Having overviewed these attacks, there are several threats that emerge by the adoption of Narrowband 5G and the mesh topology of IoT devices. A synopsis of threats and attacks is presented.

  • Physical Layer Attacks on 5G: In this layer several threats exist [12], which exploit vulnerabilities of the physical channel over which the communication paths between devices are established.

    • Selectively Jamming PSS/SSS: Similar to the Long-Term Evolution (LTE) standard, the 5G also consists of the Primary Synchronization Signal (PSS) and the Secondary Synchronization Signal (SSS) which can be interrupted by a jammer transmitting fake signals with greater power immitating those.

    • Sniffing and Spoofing Vulnerability of the PBCH: The Physical Broadcast Channel (PBCH) is utilized by the System Information Block (SIB) messages, which overlay information about the power thresholds responsible for the handover process of a device from a cell to another.

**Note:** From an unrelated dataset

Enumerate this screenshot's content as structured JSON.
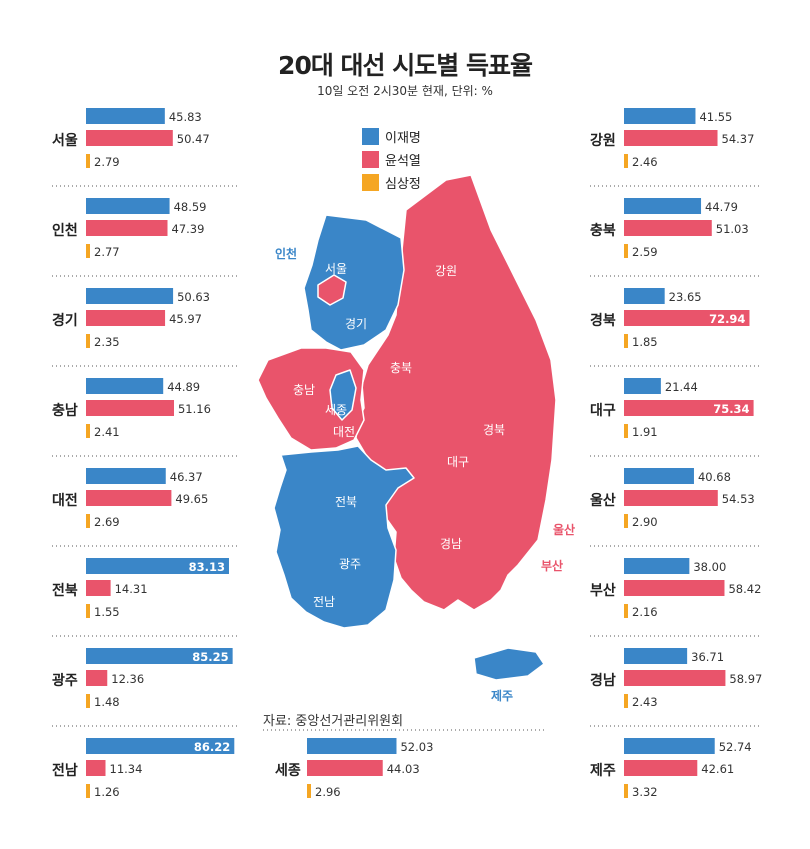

The information that the SIB messages carry, is transmitted unencrypted, leaving it vulnerable to malicious acivities.

  • Network Attacks [3]:

    • Traffic Analysis: In this attack, network information is captured and analysed in order to acquire useful information about the operation of the IoT architecture.

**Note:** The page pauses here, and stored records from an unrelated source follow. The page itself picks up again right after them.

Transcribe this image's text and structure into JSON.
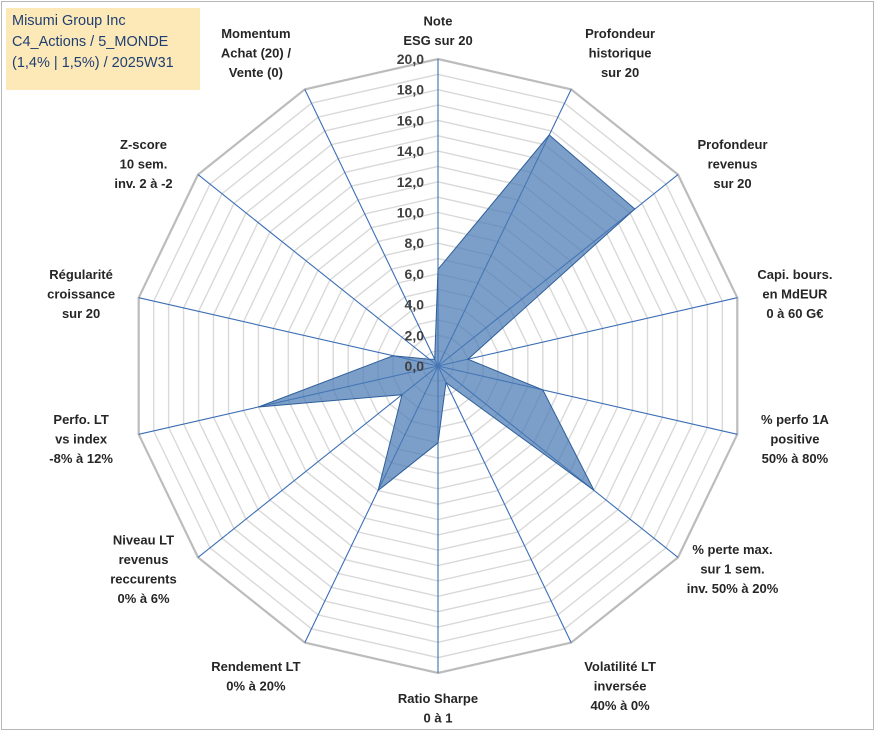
{
  "header": {
    "lines": [
      "Misumi Group Inc",
      "C4_Actions / 5_MONDE",
      "(1,4% | 1,5%) / 2025W31"
    ]
  },
  "chart_data": {
    "type": "radar",
    "r_ticks": [
      "0,0",
      "2,0",
      "4,0",
      "6,0",
      "8,0",
      "10,0",
      "12,0",
      "14,0",
      "16,0",
      "18,0",
      "20,0"
    ],
    "rlim": [
      0,
      20
    ],
    "axes": [
      [
        "Note",
        "ESG sur 20"
      ],
      [
        "Profondeur",
        "historique",
        "sur 20"
      ],
      [
        "Profondeur",
        "revenus",
        "sur 20"
      ],
      [
        "Capi. bours.",
        "en MdEUR",
        "0 à 60 G€"
      ],
      [
        "% perfo 1A",
        "positive",
        "50% à 80%"
      ],
      [
        "% perte max.",
        "sur 1 sem.",
        "inv. 50% à 20%"
      ],
      [
        "Volatilité LT",
        "inversée",
        "40% à 0%"
      ],
      [
        "Ratio Sharpe",
        "0 à 1"
      ],
      [
        "Rendement LT",
        "0% à 20%"
      ],
      [
        "Niveau LT",
        "revenus",
        "reccurents",
        "0% à 6%"
      ],
      [
        "Perfo. LT",
        "vs index",
        "-8% à 12%"
      ],
      [
        "Régularité",
        "croissance",
        "sur 20"
      ],
      [
        "Z-score",
        "10 sem.",
        "inv. 2 à -2"
      ],
      [
        "Momentum",
        "Achat (20) /",
        "Vente (0)"
      ]
    ],
    "values": [
      6.3,
      16.7,
      16.4,
      2.0,
      7.0,
      13.0,
      1.2,
      5.0,
      9.0,
      3.0,
      12.0,
      3.0,
      0.7,
      0.5
    ],
    "colors": {
      "fill": "#4a7ab4",
      "fill_opacity": 0.72,
      "series_stroke": "#2e5f9a",
      "spoke": "#3b6eb5",
      "grid_outer": "#bcbcbc",
      "grid_inner": "#d9d9d9"
    },
    "grid": true,
    "legend": "none"
  }
}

    • Sleep Deprivation: This type of attack targets to the power reserves of wireless nodes by keeping them busy with useless request which are broadcasted recursively by the perpetrator.

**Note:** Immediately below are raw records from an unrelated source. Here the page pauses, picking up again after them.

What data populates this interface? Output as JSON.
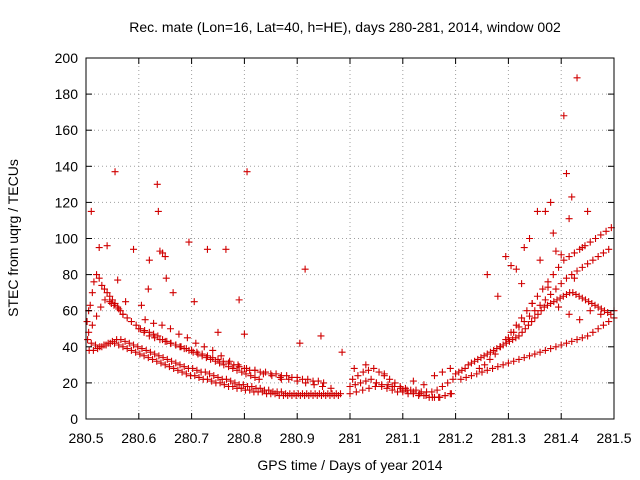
{
  "chart_data": {
    "type": "scatter",
    "title": "Rec. mate (Lon=16, Lat=40, h=HE), days 280-281, 2014, window 002",
    "xlabel": "GPS time / Days of year 2014",
    "ylabel": "STEC from uqrg / TECUs",
    "xlim": [
      280.5,
      281.5
    ],
    "ylim": [
      0,
      200
    ],
    "xticks": [
      "280.5",
      "280.6",
      "280.7",
      "280.8",
      "280.9",
      "281",
      "281.1",
      "281.2",
      "281.3",
      "281.4",
      "281.5"
    ],
    "xtick_values": [
      280.5,
      280.6,
      280.7,
      280.8,
      280.9,
      281.0,
      281.1,
      281.2,
      281.3,
      281.4,
      281.5
    ],
    "yticks": [
      "0",
      "20",
      "40",
      "60",
      "80",
      "100",
      "120",
      "140",
      "160",
      "180",
      "200"
    ],
    "ytick_values": [
      0,
      20,
      40,
      60,
      80,
      100,
      120,
      140,
      160,
      180,
      200
    ],
    "grid": true,
    "marker": "plus",
    "color": "#d00000",
    "series": [
      {
        "x": [
          280.502,
          280.505,
          280.508,
          280.512,
          280.515,
          280.52,
          280.525,
          280.53,
          280.535,
          280.54,
          280.545,
          280.55,
          280.555,
          280.56,
          280.565,
          280.57,
          280.503,
          280.51,
          280.518,
          280.526,
          280.534,
          280.542,
          280.55,
          280.558,
          280.566,
          280.574,
          280.582,
          280.59,
          280.598,
          280.606,
          280.614,
          280.622,
          280.63,
          280.638,
          280.646,
          280.654,
          280.662,
          280.67,
          280.678,
          280.686,
          280.694,
          280.702,
          280.71,
          280.718,
          280.726,
          280.734,
          280.742,
          280.75,
          280.758,
          280.766,
          280.774,
          280.782,
          280.79,
          280.798,
          280.806,
          280.814,
          280.822,
          280.83,
          280.838,
          280.846,
          280.854,
          280.862,
          280.87,
          280.878,
          280.886,
          280.894,
          280.902,
          280.91,
          280.918,
          280.926,
          280.934,
          280.942,
          280.95,
          280.958,
          280.966,
          280.974,
          280.982,
          280.506,
          280.514,
          280.522,
          280.53,
          280.538,
          280.546,
          280.554,
          280.562,
          280.57,
          280.578,
          280.586,
          280.594,
          280.602,
          280.61,
          280.618,
          280.626,
          280.634,
          280.642,
          280.65,
          280.658,
          280.666,
          280.674,
          280.682,
          280.69,
          280.698,
          280.706,
          280.714,
          280.722,
          280.73,
          280.738,
          280.746,
          280.754,
          280.762,
          280.77,
          280.778,
          280.786,
          280.794,
          280.802,
          280.81,
          280.818,
          280.826,
          280.834,
          280.842,
          280.85,
          280.858,
          280.866,
          280.874,
          280.882,
          280.89,
          280.898,
          280.906,
          280.914,
          280.922,
          280.93,
          280.938,
          280.946,
          280.954,
          280.962,
          280.97,
          280.978,
          280.6,
          280.61,
          280.62,
          280.63,
          280.64,
          280.65,
          280.66,
          280.67,
          280.68,
          280.69,
          280.7,
          280.71,
          280.72,
          280.73,
          280.74,
          280.75,
          280.76,
          280.77,
          280.78,
          280.79,
          280.8,
          280.81,
          280.82,
          280.83,
          280.84,
          280.85,
          280.86,
          280.87,
          280.88,
          280.89,
          280.9,
          280.91,
          280.92,
          280.93,
          280.94,
          280.95,
          280.612,
          280.628,
          280.644,
          280.66,
          280.676,
          280.692,
          280.708,
          280.724,
          280.74,
          280.756,
          280.772,
          280.788,
          280.804,
          280.82,
          280.836,
          280.852,
          280.868,
          280.884,
          280.9,
          280.916,
          280.932,
          280.948,
          280.964,
          280.505,
          280.512,
          280.52,
          280.528,
          280.536,
          280.545,
          280.553,
          280.562,
          280.57,
          280.578,
          280.586,
          280.595,
          280.603,
          280.611,
          280.62,
          280.628,
          280.636,
          280.645,
          280.653,
          280.661,
          280.67,
          280.678,
          280.686,
          280.695,
          280.703,
          280.712,
          280.72,
          280.728,
          280.736,
          280.745,
          280.753,
          280.761,
          280.77,
          280.778,
          280.786,
          280.795,
          280.803,
          280.812,
          280.82,
          280.828,
          280.51,
          280.555,
          280.635,
          280.637,
          280.64,
          280.652,
          280.59,
          280.62,
          280.695,
          280.73,
          280.765,
          280.79,
          280.805,
          280.905,
          280.915,
          280.945,
          280.985,
          280.525,
          280.54,
          280.548,
          280.56,
          280.575,
          280.605,
          280.618,
          280.645,
          280.65,
          280.665,
          280.705,
          280.75,
          280.8,
          280.87,
          281.0,
          281.01,
          281.02,
          281.03,
          281.04,
          281.05,
          281.06,
          281.07,
          281.08,
          281.09,
          281.1,
          281.11,
          281.12,
          281.13,
          281.14,
          281.15,
          281.16,
          281.17,
          281.18,
          281.19,
          281.005,
          281.015,
          281.025,
          281.035,
          281.045,
          281.055,
          281.065,
          281.075,
          281.085,
          281.095,
          281.105,
          281.115,
          281.125,
          281.135,
          281.145,
          281.155,
          281.165,
          281.175,
          281.185,
          281.195,
          281.0,
          281.012,
          281.024,
          281.036,
          281.048,
          281.06,
          281.072,
          281.084,
          281.096,
          281.108,
          281.12,
          281.132,
          281.144,
          281.156,
          281.168,
          281.18,
          281.192,
          281.008,
          281.03,
          281.05,
          281.065,
          281.08,
          281.1,
          281.12,
          281.14,
          281.16,
          281.175,
          281.19,
          281.2,
          281.206,
          281.212,
          281.218,
          281.224,
          281.23,
          281.236,
          281.242,
          281.248,
          281.254,
          281.26,
          281.266,
          281.272,
          281.278,
          281.284,
          281.29,
          281.296,
          281.302,
          281.308,
          281.314,
          281.32,
          281.326,
          281.332,
          281.338,
          281.344,
          281.35,
          281.356,
          281.362,
          281.368,
          281.374,
          281.38,
          281.386,
          281.392,
          281.398,
          281.404,
          281.41,
          281.416,
          281.422,
          281.428,
          281.434,
          281.44,
          281.446,
          281.452,
          281.458,
          281.464,
          281.47,
          281.476,
          281.482,
          281.488,
          281.494,
          281.5,
          281.21,
          281.22,
          281.23,
          281.24,
          281.25,
          281.26,
          281.27,
          281.28,
          281.29,
          281.3,
          281.31,
          281.32,
          281.33,
          281.34,
          281.35,
          281.36,
          281.37,
          281.38,
          281.39,
          281.4,
          281.41,
          281.42,
          281.43,
          281.44,
          281.45,
          281.46,
          281.47,
          281.48,
          281.49,
          281.5,
          281.245,
          281.255,
          281.265,
          281.275,
          281.285,
          281.295,
          281.305,
          281.315,
          281.325,
          281.335,
          281.345,
          281.355,
          281.365,
          281.375,
          281.385,
          281.395,
          281.405,
          281.415,
          281.425,
          281.435,
          281.445,
          281.455,
          281.465,
          281.475,
          281.485,
          281.495,
          281.3,
          281.31,
          281.32,
          281.33,
          281.34,
          281.35,
          281.36,
          281.37,
          281.38,
          281.39,
          281.4,
          281.41,
          281.42,
          281.43,
          281.44,
          281.45,
          281.46,
          281.47,
          281.48,
          281.49,
          281.33,
          281.34,
          281.36,
          281.37,
          281.38,
          281.385,
          281.39,
          281.4,
          281.405,
          281.41,
          281.415,
          281.42,
          281.425,
          281.43,
          281.44,
          281.45,
          281.26,
          281.28,
          281.295,
          281.305,
          281.315,
          281.325,
          281.345,
          281.355,
          281.375,
          281.395,
          281.415,
          281.435,
          281.455,
          281.475
        ],
        "y": [
          54,
          60,
          63,
          70,
          76,
          80,
          78,
          74,
          72,
          70,
          68,
          66,
          64,
          62,
          60,
          58,
          44,
          42,
          41,
          40,
          41,
          42,
          43,
          44,
          44,
          43,
          42,
          41,
          40,
          39,
          38,
          37,
          36,
          35,
          34,
          33,
          32,
          31,
          30,
          29,
          28,
          28,
          27,
          26,
          26,
          25,
          24,
          23,
          22,
          22,
          21,
          20,
          19,
          19,
          18,
          18,
          17,
          17,
          16,
          16,
          15,
          15,
          15,
          14,
          14,
          14,
          14,
          14,
          14,
          14,
          14,
          14,
          14,
          14,
          14,
          14,
          14,
          38,
          38,
          39,
          40,
          41,
          42,
          42,
          41,
          40,
          39,
          38,
          37,
          36,
          35,
          34,
          33,
          32,
          31,
          30,
          29,
          28,
          27,
          26,
          25,
          24,
          24,
          23,
          22,
          22,
          21,
          20,
          20,
          19,
          18,
          18,
          17,
          17,
          16,
          16,
          15,
          15,
          15,
          14,
          14,
          14,
          13,
          13,
          13,
          13,
          13,
          13,
          13,
          13,
          13,
          13,
          13,
          13,
          13,
          13,
          13,
          50,
          48,
          46,
          45,
          44,
          43,
          42,
          41,
          40,
          39,
          38,
          37,
          36,
          35,
          34,
          33,
          32,
          31,
          30,
          29,
          28,
          27,
          27,
          26,
          26,
          25,
          25,
          24,
          24,
          23,
          23,
          22,
          22,
          21,
          21,
          20,
          55,
          53,
          52,
          50,
          47,
          45,
          42,
          40,
          38,
          35,
          32,
          30,
          28,
          27,
          25,
          24,
          23,
          22,
          21,
          20,
          19,
          18,
          17,
          48,
          52,
          57,
          62,
          66,
          65,
          63,
          61,
          58,
          56,
          54,
          52,
          50,
          49,
          48,
          47,
          46,
          44,
          43,
          42,
          41,
          40,
          39,
          38,
          37,
          36,
          35,
          34,
          33,
          32,
          31,
          30,
          29,
          28,
          27,
          26,
          25,
          24,
          23,
          22,
          115,
          137,
          130,
          115,
          93,
          78,
          94,
          88,
          98,
          94,
          94,
          66,
          137,
          42,
          83,
          46,
          37,
          95,
          96,
          64,
          77,
          65,
          63,
          72,
          92,
          90,
          70,
          65,
          48,
          47,
          22,
          18,
          19,
          20,
          21,
          22,
          20,
          18,
          17,
          16,
          15,
          15,
          14,
          14,
          13,
          13,
          12,
          12,
          12,
          13,
          14,
          22,
          24,
          26,
          27,
          28,
          26,
          25,
          22,
          20,
          18,
          17,
          16,
          16,
          15,
          15,
          15,
          16,
          18,
          20,
          22,
          14,
          15,
          16,
          17,
          18,
          19,
          19,
          18,
          17,
          16,
          15,
          14,
          13,
          12,
          12,
          13,
          14,
          28,
          30,
          20,
          24,
          18,
          16,
          21,
          19,
          24,
          26,
          28,
          25,
          26,
          27,
          28,
          30,
          31,
          32,
          33,
          34,
          35,
          36,
          37,
          38,
          39,
          40,
          41,
          42,
          43,
          44,
          45,
          46,
          48,
          50,
          52,
          54,
          56,
          58,
          60,
          62,
          63,
          64,
          65,
          66,
          67,
          68,
          69,
          70,
          70,
          69,
          68,
          67,
          66,
          65,
          64,
          63,
          62,
          61,
          60,
          59,
          58,
          60,
          22,
          23,
          24,
          25,
          26,
          27,
          28,
          29,
          30,
          31,
          32,
          33,
          34,
          35,
          36,
          37,
          38,
          39,
          40,
          41,
          42,
          43,
          44,
          45,
          46,
          48,
          50,
          52,
          54,
          56,
          28,
          30,
          33,
          36,
          40,
          44,
          48,
          52,
          56,
          60,
          64,
          68,
          72,
          76,
          80,
          84,
          88,
          90,
          92,
          94,
          96,
          98,
          100,
          102,
          104,
          106,
          45,
          48,
          51,
          54,
          57,
          60,
          63,
          66,
          69,
          72,
          75,
          78,
          80,
          82,
          84,
          86,
          88,
          90,
          92,
          94,
          95,
          100,
          88,
          115,
          120,
          103,
          93,
          91,
          168,
          136,
          111,
          123,
          78,
          189,
          95,
          115,
          80,
          68,
          90,
          85,
          83,
          75,
          64,
          115,
          73,
          62,
          58,
          55,
          60,
          58
        ]
      }
    ]
  }
}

    • Sybil: This attack lies on exploiting the identity verification process of Wireless Sensor Networks (WSNs) where the malicious node disguises its identity with multiple others.

    • Resource Consumption: In this attack, the main aim is to degrade the network’s latency and capacity by broadcasting Route Request (RREQ) packets.

    • Key Reinstallation Attacks (KRACKs): In this series of attacks, the propagated network packets are captured and then are decrypted [23]. Most of WiFi devices are vulnerable of installing zero encryption key, this is feasible due to a fault in the WPA2 protocol. Upon this fault, the KRACKs are enabled during 4-way handshakes of IoT devices with the network Access Point (AP).

    • Man in the Middle: In this attack, interception of data flowing from a source to a destination is implemented by the attacker in order to read them and extrack useful knowledge. In several occasions, the attacker focuses on modifying the data in-transit from the source to the destination.

    • Kr00k: This attack leverages a bug in order to decrypt the WiFi network traffic [4]. Many IoT devices are equiped with Broadcom and Cypress wifi chips’, which are affected by this bug. According to this bug, a short wifi disconnection, called disassociation, is enforced by the attackers leading the devices to reset the session key which can be all-zero.

5 Conclusion and Future Work

This work scrutinizes the threat landscape that exist in next generation SGs. The main point to focus is that there is a huge number of attack vectors against a next generation SG due to its architectural components and its distributed functionality. By summarizing the majority of threats, proper security guidelines would be possible to be set up in order to protect modern applications on top of SGs. Future reaserch should focus on analysing the majority of these attacks in depth for the purpose of formulating ideal security measures that will mitigate this landscape.